Dark matter makes up about 23 percent of the mass-energy content of the universe, even though we don’t know what it is or have yet to directly see it (which is why it’s called “dark”). So how can we detect it and when we do, what will it reveal about the universe? In mid-October, more than 100 cosmologists, particle physicists and astrophysicists gathered for a meeting called "Dark Matter Universe: On the Threshold of Discovery" at the National Academy of Sciences’ Beckman Center in Irvine, CA. Their goal: to take stock of the latest theories and findings about dark matter, assess just how close we are to detecting it and spark cross-disciplinary discussions and collaborations aimed at resolving the dark matter puzzle.
The image above is one of the most detailed maps of dark matter in our universe ever created. The location of the dark matter (tinted blue) was inferred through observations of magnified and distorted distant galaxies seen in this picture.

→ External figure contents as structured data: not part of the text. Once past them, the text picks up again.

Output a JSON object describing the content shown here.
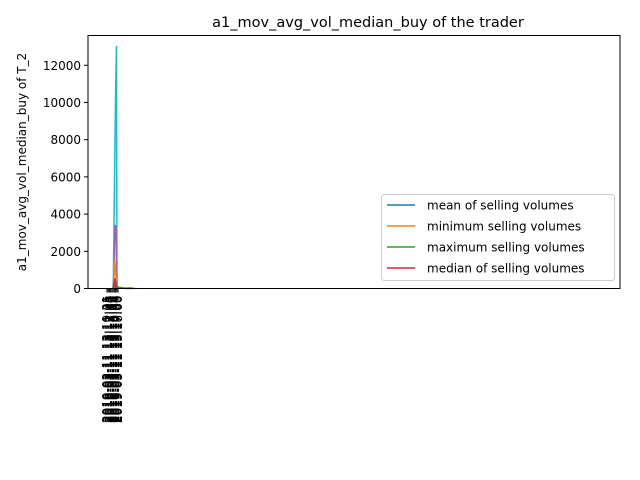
{
  "chart_data": {
    "type": "line",
    "title": "a1_mov_avg_vol_median_buy of the trader",
    "xlabel": "",
    "ylabel": "a1_mov_avg_vol_median_buy of T_2",
    "ylim": [
      0,
      13600
    ],
    "yticks": [
      0,
      2000,
      4000,
      6000,
      8000,
      10000,
      12000
    ],
    "ytick_labels": [
      "0",
      "2000",
      "4000",
      "6000",
      "8000",
      "10000",
      "12000"
    ],
    "xtick_labels": [
      "2019-03-11 13:10:21",
      "2019-03-11 13:11:05",
      "2019-03-11 13:12:48",
      "2019-03-11 13:13:30",
      "2019-03-11 13:14:16",
      "2019-03-11 13:15:02",
      "2019-03-11 13:15:44",
      "2019-03-11 13:16:27",
      "2019-03-11 13:17:09",
      "2019-03-11 13:18:00"
    ],
    "grid": false,
    "legend_position": "lower-right",
    "legend": [
      {
        "label": "mean of selling volumes",
        "color": "#1f77b4"
      },
      {
        "label": "minimum selling volumes",
        "color": "#ff7f0e"
      },
      {
        "label": "maximum selling volumes",
        "color": "#2ca02c"
      },
      {
        "label": "median of selling volumes",
        "color": "#d62728"
      }
    ],
    "series": [
      {
        "color": "#17becf",
        "x": [
          0.0,
          0.02,
          0.05,
          0.09,
          0.13,
          0.17,
          0.2
        ],
        "y": [
          0,
          600,
          3500,
          7000,
          10500,
          13000,
          0
        ]
      },
      {
        "color": "#9467bd",
        "x": [
          0.0,
          0.05,
          0.11,
          0.16,
          0.2
        ],
        "y": [
          0,
          700,
          3400,
          3300,
          0
        ]
      },
      {
        "color": "#ff7f0e",
        "x": [
          0.0,
          0.04,
          0.08,
          0.12,
          0.16,
          0.2,
          0.6,
          0.85,
          1.1
        ],
        "y": [
          0,
          400,
          1500,
          1100,
          500,
          80,
          20,
          40,
          0
        ]
      },
      {
        "color": "#1f77b4",
        "x": [
          0.0,
          0.08,
          0.14,
          0.2,
          0.6,
          1.0
        ],
        "y": [
          0,
          250,
          350,
          60,
          15,
          0
        ]
      },
      {
        "color": "#2ca02c",
        "x": [
          0.0,
          0.1,
          0.2,
          0.8
        ],
        "y": [
          0,
          150,
          40,
          0
        ]
      },
      {
        "color": "#d62728",
        "x": [
          0.0,
          0.1,
          0.15,
          0.2
        ],
        "y": [
          0,
          520,
          200,
          0
        ]
      },
      {
        "color": "#8c564b",
        "x": [
          0.0,
          0.1,
          0.2
        ],
        "y": [
          0,
          90,
          0
        ]
      }
    ]
  }
}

"Figuring out what is dark matter has become a problem that astrophysicists, cosmologists and particle physicists all want to solve, because dark matter is central to our understanding of the universe," says Michael S. Turner – Rauner Distinguished Service Professor and Director of the Kavli Institute for Cosmological Physics at the University of Chicago. "We now have a compelling hypothesis, namely that dark matter is comprised of WIMPs (Weakly Interacting Massive Particle), particles that don’t radiate light and interact rarely with ordinary matter. After decades of trying to figure out how to test the idea that dark matter is made up of WIMPs, we have three ways to test this hypothesis. Best of all, all three methods are closing in on being able to either confirm or falsify the WIMP. So the stars have truly aligned."